Right now that’s not what’s happening. It’s just the old spectre called Irish unity spooking or charming politicians and survey respondents. It’s an engaging sport, as the media well know – all the more so in these fast moving political times. But there’s nothing about what a flesh and blood united Ireland could actually be like or how it would affect people’s lives.
This is nothing new. Coherent arguments for and against Irish unity and the Union with Great Britain have always been scarce. Protestant unionists have had an advantage – the status quo – but they’ve squandered it. After 1998’s Good Friday Agreement, all they had to do was sit back, make the North as inclusive as possible, and watch as Catholic nationalists – or enough of them – made peace with British sovereignty continuing indefinitely.
Instead, unionists championed flags and parades and Brexit, blocked progressive legislation, and insulted Irish culture. This adroit foot-shooting has partly brought on the current discussion.
Meanwhile, nationalists have made little effort to spell out to unionists (or even nationalists) how their daily lives would improve in a united Ireland. Easier perhaps to just rely on unionist self-sabotage and shifting demographics to create the required nationalist voting majority, sooner or later.
The Good Friday Agreement’s vision was persuasion through accommodation. But it hasn’t been much in evidence, and the parties have failed to make compelling arguments which make sense beyond their faithful.
Since Brexit raised the possibility of security and trade checks returning to the Irish border, there’s been a lot of talk about the seamlessness of the boundary line.
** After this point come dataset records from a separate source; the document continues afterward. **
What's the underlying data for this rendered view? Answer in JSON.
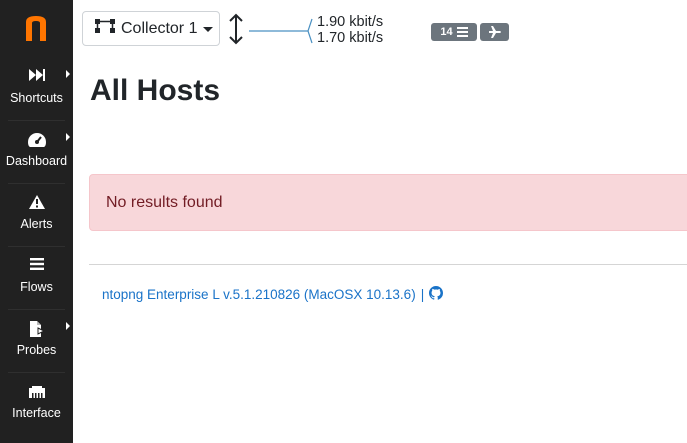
{
  "sidebar": {
    "logo_letter": "n",
    "items": [
      {
        "label": "Shortcuts",
        "icon": "fast-forward-icon",
        "has_submenu": true
      },
      {
        "label": "Dashboard",
        "icon": "gauge-icon",
        "has_submenu": true
      },
      {
        "label": "Alerts",
        "icon": "warning-icon",
        "has_submenu": false
      },
      {
        "label": "Flows",
        "icon": "bars-icon",
        "has_submenu": false
      },
      {
        "label": "Probes",
        "icon": "file-export-icon",
        "has_submenu": true
      },
      {
        "label": "Interface",
        "icon": "ethernet-icon",
        "has_submenu": false
      }
    ]
  },
  "topbar": {
    "collector_label": "Collector 1",
    "rate_up": "1.90 kbit/s",
    "rate_down": "1.70 kbit/s",
    "flows_badge": "14"
  },
  "main": {
    "title": "All Hosts",
    "alert_text": "No results found"
  },
  "footer": {
    "version_text": "ntopng Enterprise L v.5.1.210826 (MacOSX 10.13.6)",
    "separator": "|"
  },
  "colors": {
    "sidebar_bg": "#212121",
    "logo_orange": "#ff7500",
    "alert_bg": "#f8d7da",
    "alert_text": "#721c24",
    "link": "#1a73c8",
    "badge": "#6c757d"
  }
}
It is seamless, and it must remain so. But drive a little further, among people and towns, and you’ll feel the discontinuities, the jolt of otherness. A “soft border” simply means people can move more easily between two very different places.
Twenty years ago, nationalists – and some unionists – hoped that an invisible border and all-Ireland links would bring north and south into closer fellowship. But how much has been achieved in that short period?
Are the bulk of northern Protestants any more familiar with Irish history or Roman Catholicism or Gaelic sports? Are southerners better versed in unionist traditions and culture? Has the porous border led to any convergence in how public services and public spaces are experienced north and south?
There could be a border poll tomorrow which puts divided Ireland into the constitutional washing machine, but it will still come out looking like, yes, a divided Ireland. This is not necessarily an argument against Irish unity. But a united Ireland, in current circumstances, could be a strange and conflicted place.
Northern Ireland is a divided society, almost evenly split between two nationalities. Unification would simply replace one exclusive sovereignty in the north with another. The novelty would be that a different set of people would be unhappy.
Murals across Belfast make clear the feelings of unionists on Irish unity.
Surely, then, fairer constitutional futures would be, say, joint British-Irish authority, international involvement, or even independence. Or some other arrangement not yet imagined. The cross-community Alliance Party, for one, has argued that the principle of majority consent for Northern Ireland’s status should be used to test support for alternatives other than just the UK or a united Ireland. These alternatives may sound farfetched, but they deserve to be part of the debate as an acknowledgement of Northern Ireland’s complex condition.
But the best alternative is the full flourishing of the settlement that already exists. The one tortuously negotiated and popularly endorsed. The one that addressed the multiplicity of identities, established creative institutions, and sustained a broad consensus right up until Brexit.
The Good Friday Agreement has not yet had space and time to thrive. Due to disagreement over the deal’s implementation, power-sharing only functioned for 12 out of 20 years. The institutions created to promote cooperation between the north and south of Ireland, and Britain and Ireland, were underused. Clashes over culture and the legacy of violence stifled the Agreement again and again.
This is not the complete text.